For these families, no “right way” exists. U.S. immigration law allows only certain categories of people to come to the U.S. And even those narrow legal avenues are prohibitively slow. There are far more people trying to immigrate to the U.S. than the law allows, which creates severe backlogs. The wait for people trying to reunite with U.S. citizen family members is decades long in some cases. The wait for people with employment offers to immigrate is often years. If there were a viable legal way to come to the U.S., these families would gladly forego the dangerous journey through Mexico and across the desert.


Can they get asylum?

U.S. and international law prohibit sending people back to countries where they will be tortured or persecuted on account of their race, religion, national origin, political opinion, or membership in a particular social group. People are entitled to apply for asylum from within the U.S. and at the border. However, in practice, border agents have turned asylum-seekers away and prevented them from applying for asylum. Even those who are allowed to apply face steep barriers to proving their claims in immigration court. Asylum is a highly technical area of law, and asylum-seekers are not provided lawyers. Furthermore, this month Attorney General Jeff Sessions single-handedly overturned decades of asylum law, making it even more difficult for people fleeing gang violence and domestic abuse to gain asylum.

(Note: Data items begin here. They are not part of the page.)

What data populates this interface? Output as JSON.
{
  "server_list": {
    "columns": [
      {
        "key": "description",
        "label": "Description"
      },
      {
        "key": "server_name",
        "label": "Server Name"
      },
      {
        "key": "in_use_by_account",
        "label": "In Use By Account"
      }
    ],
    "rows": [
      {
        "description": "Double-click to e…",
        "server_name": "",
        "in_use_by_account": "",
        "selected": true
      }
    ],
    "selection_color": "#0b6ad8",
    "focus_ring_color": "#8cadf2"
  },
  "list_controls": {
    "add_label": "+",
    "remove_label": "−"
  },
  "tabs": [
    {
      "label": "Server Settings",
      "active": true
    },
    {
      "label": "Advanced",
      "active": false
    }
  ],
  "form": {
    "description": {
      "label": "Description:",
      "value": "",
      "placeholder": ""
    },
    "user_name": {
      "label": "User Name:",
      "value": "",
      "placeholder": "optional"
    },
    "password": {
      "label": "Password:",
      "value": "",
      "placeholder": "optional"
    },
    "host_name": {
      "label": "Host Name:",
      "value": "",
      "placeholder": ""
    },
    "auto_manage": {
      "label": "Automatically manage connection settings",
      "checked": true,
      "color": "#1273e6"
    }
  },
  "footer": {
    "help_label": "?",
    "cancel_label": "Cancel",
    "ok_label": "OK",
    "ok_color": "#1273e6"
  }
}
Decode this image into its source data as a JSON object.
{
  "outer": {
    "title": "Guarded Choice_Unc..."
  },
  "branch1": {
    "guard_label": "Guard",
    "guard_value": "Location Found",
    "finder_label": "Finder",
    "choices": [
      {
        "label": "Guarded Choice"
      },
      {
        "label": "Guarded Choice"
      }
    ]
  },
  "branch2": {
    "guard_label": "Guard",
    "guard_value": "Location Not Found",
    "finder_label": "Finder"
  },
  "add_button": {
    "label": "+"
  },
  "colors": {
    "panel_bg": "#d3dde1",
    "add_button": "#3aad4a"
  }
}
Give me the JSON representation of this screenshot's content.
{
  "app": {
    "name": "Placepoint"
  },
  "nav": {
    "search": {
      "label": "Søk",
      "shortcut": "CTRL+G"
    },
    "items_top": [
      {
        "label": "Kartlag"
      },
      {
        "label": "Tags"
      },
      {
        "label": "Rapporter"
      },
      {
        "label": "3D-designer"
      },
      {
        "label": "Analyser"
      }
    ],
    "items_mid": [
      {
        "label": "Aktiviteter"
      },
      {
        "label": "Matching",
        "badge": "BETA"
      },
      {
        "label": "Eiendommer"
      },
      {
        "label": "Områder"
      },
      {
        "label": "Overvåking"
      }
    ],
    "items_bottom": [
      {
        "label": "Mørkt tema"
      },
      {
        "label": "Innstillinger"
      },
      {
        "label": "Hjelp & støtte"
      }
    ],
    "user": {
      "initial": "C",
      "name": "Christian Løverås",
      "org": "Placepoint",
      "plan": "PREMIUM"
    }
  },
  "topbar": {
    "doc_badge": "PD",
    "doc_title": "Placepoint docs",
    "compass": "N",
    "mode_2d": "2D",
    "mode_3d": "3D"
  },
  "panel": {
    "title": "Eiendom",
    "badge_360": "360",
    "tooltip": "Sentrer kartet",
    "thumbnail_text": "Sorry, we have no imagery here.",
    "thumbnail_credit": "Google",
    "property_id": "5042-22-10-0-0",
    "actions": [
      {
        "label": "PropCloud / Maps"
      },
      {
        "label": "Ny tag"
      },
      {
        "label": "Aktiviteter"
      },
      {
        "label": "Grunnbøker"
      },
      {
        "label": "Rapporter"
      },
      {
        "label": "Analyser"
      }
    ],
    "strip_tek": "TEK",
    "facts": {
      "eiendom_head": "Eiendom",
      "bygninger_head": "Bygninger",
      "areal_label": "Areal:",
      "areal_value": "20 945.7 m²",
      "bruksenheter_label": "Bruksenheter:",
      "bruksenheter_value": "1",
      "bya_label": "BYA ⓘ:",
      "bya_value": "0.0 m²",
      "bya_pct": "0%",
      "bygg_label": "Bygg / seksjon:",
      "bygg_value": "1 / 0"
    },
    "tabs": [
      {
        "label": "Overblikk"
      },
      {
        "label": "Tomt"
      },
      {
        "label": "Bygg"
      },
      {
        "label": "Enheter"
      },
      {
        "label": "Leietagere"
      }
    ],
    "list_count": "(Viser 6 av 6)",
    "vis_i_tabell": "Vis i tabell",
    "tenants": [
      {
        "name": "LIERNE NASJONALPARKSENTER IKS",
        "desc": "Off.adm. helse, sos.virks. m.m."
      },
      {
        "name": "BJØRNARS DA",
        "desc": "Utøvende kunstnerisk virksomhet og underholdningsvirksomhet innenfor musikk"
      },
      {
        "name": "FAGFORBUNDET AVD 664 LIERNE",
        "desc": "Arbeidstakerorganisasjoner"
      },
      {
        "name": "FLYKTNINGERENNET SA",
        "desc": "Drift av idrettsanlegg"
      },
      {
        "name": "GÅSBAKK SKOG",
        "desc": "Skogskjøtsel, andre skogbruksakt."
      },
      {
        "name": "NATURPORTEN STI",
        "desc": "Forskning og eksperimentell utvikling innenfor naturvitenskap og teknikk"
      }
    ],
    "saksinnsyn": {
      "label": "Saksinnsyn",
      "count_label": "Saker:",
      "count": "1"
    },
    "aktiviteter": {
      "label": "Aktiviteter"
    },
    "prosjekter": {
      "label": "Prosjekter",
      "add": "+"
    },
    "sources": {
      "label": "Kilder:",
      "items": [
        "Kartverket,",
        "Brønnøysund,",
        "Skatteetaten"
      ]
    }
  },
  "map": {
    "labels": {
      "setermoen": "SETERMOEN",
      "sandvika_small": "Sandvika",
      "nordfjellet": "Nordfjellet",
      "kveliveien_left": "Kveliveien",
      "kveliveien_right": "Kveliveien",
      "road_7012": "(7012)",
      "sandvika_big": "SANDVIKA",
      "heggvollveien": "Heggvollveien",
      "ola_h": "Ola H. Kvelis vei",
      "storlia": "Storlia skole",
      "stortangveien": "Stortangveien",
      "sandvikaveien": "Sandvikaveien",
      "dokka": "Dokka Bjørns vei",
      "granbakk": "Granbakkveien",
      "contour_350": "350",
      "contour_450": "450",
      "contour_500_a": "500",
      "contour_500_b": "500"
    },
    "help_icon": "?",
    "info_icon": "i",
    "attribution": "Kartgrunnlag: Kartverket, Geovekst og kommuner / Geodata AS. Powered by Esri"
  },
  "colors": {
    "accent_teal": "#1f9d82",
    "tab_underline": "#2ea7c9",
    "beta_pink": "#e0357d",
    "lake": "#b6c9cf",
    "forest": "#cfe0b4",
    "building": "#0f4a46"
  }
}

Are they breaking the law?

Particularly due to the above-mentioned difficulty of seeking asylum at designated ports of entry, asylum-seekers have increasingly crossed the border between entry points. Unlawful entry into the U.S. is a crime. In the past, however, many asylum-seekers were allowed to pursue their asylum claims in immigration court rather than being prosecuted in federal criminal court. That changed with the recent “zero tolerance” policy.


What can we do to help?

Even if children are no longer ripped from their parents’ arms at the border, they are still being held in family prison camps. The current administration continues to increase immigrant detention, which further harms people who already fled terror, including children. Across the U.S. parents are torn from their children by detention and deportation, separating these families and traumatizing these children. We have to speak out against these actions done in our name. It isn’t exciting, but we need to use our power as citizens and documented people to call our legislators. We can help fund immigrant rights organizations that have been on the front lines of the family detention crisis for years. We can join other Disciples who are organizing and advocating with our immigrant sisters and brothers.


The past month has shown that some things are so unacceptable that they cannot be justified by hypocritical appeals to the rule of law. Just as children being torn from their parents’ arms is unacceptable no matter what the parent’s immigration status, so family detention and family separation by deportation must be stopped regardless of whatever laws are used to justify them.